The infrequency of aggressive behavior in colobines may be related to another feature of many species: conspicuous fur color in infants, a common trait in those species in which infants are frequently held and handled by females other than the mother, so-called allomothering. If, when that occurs, mothers can quickly locate and monitor their infants visually, they may be less likely to try to retrieve them.
Infanticide
After taking over a one-male group, some colobine males kill the infants present in the group at the time. Infanticide in primates was first described among Hanuman langurs by Yukimura Sugiyama in 1965. It has since been reported in a wide variety of other primates and various other mammals. In langurs, it has been regarded by some as a social pathology, an accidental by-product of heightened aggression resulting from higher population densities in populations provisioned by humans. Others consider it a sexually selected adaptation, a male reproductive strategy, in that without a nursing infant, females come into estrus sooner. This would thereby increase the new male’s breeding opportunities, particularly if the new male, in turn, might otherwise be deposed before any females have come into estrus. However, this would not be the case in seasonal breeders, in which the male would, in either case, have to wait until the next breeding season. Thus, any reproductive advantage to the males of being infanticidal would depend on the distribution of males’ takeover times relative to breeding seasons, the distribution of males’ tenure in groups, and a propensity to kill the infants of other males but not their own. In 1999, Carola Borries and her colleagues, using DNA analysis to determine langur paternity, presented the first evidence that male attackers were not related to their infant victims, and in all cases, they were the likely fathers of the subsequent infants. This study strongly supports the interpretation of infanticide as an adaptive male reproductive tactic.

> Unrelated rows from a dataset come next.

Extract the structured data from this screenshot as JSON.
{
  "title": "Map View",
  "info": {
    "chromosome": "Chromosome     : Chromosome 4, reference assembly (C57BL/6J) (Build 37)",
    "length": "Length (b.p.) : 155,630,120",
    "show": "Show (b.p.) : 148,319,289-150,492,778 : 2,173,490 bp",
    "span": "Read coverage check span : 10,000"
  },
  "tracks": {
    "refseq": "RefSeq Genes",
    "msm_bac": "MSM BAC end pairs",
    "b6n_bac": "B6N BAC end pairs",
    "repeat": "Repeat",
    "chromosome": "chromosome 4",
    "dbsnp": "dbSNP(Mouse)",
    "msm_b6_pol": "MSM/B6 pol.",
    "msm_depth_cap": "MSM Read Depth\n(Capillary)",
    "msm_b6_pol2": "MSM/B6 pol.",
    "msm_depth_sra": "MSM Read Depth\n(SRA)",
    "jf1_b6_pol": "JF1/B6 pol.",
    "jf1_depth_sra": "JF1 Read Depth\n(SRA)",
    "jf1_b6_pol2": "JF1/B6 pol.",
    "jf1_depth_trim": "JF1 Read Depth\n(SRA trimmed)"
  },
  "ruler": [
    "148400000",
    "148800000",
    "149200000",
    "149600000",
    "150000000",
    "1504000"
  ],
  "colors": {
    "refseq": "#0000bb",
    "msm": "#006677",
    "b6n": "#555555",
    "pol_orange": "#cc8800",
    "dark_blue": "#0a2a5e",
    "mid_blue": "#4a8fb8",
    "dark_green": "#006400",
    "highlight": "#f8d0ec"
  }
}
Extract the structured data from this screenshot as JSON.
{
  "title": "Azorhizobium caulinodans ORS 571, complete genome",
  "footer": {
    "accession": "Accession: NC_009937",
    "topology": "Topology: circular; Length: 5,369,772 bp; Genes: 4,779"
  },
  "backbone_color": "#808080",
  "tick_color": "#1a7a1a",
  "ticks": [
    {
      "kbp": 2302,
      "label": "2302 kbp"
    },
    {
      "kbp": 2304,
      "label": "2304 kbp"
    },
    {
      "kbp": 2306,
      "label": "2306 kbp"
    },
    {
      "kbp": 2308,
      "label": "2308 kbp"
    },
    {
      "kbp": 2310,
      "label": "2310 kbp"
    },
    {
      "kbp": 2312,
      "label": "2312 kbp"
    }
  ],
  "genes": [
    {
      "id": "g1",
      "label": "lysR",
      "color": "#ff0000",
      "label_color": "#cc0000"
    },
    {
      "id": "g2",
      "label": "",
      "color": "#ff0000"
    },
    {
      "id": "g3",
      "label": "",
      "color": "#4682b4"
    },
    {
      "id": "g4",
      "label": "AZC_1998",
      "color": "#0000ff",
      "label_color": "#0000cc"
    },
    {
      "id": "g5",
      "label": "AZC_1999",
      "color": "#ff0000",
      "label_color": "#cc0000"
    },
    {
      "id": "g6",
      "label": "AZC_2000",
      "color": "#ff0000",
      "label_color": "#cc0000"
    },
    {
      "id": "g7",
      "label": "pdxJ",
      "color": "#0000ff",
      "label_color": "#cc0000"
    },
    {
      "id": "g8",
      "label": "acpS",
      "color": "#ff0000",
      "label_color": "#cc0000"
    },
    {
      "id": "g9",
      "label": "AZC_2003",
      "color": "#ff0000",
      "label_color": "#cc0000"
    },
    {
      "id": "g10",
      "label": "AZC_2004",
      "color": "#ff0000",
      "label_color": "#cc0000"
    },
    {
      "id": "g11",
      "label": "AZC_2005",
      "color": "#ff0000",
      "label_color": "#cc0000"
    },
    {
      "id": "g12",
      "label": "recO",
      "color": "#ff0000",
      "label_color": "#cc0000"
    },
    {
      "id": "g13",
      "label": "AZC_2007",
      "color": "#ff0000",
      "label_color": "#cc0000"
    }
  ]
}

Of course, for infants and their deposed fathers, infanticide is clearly disadvantageous. For mothers, it may not be from the standpoint of their biological fitness—not, for example, if the greater toughness and aggressiveness of the deposing male is inherited by the sons that he sires. If, as adults, these new sons breed more successfully, then more of their mothers’ genes may be passed on to future generations than if their sons by the deposed male had survived.
References:
- Davies, A. G., & Oates, J. F. (Eds.). (1994). Colobine monkeys: Their ecology, behaviour, and evolution. Cambridge: Cambridge University Press.
- Lambert, J. E. (1998). Primate digestion: Interactions among anatomy, physiology, and feeding ecology. Evolutionary Anthropology, 7, 8-20.
- Van Schaik, C. P., & Janson, C. H. (Eds.). (2000). Infanticide by males and its implications. Cambridge: Cambridge University Press.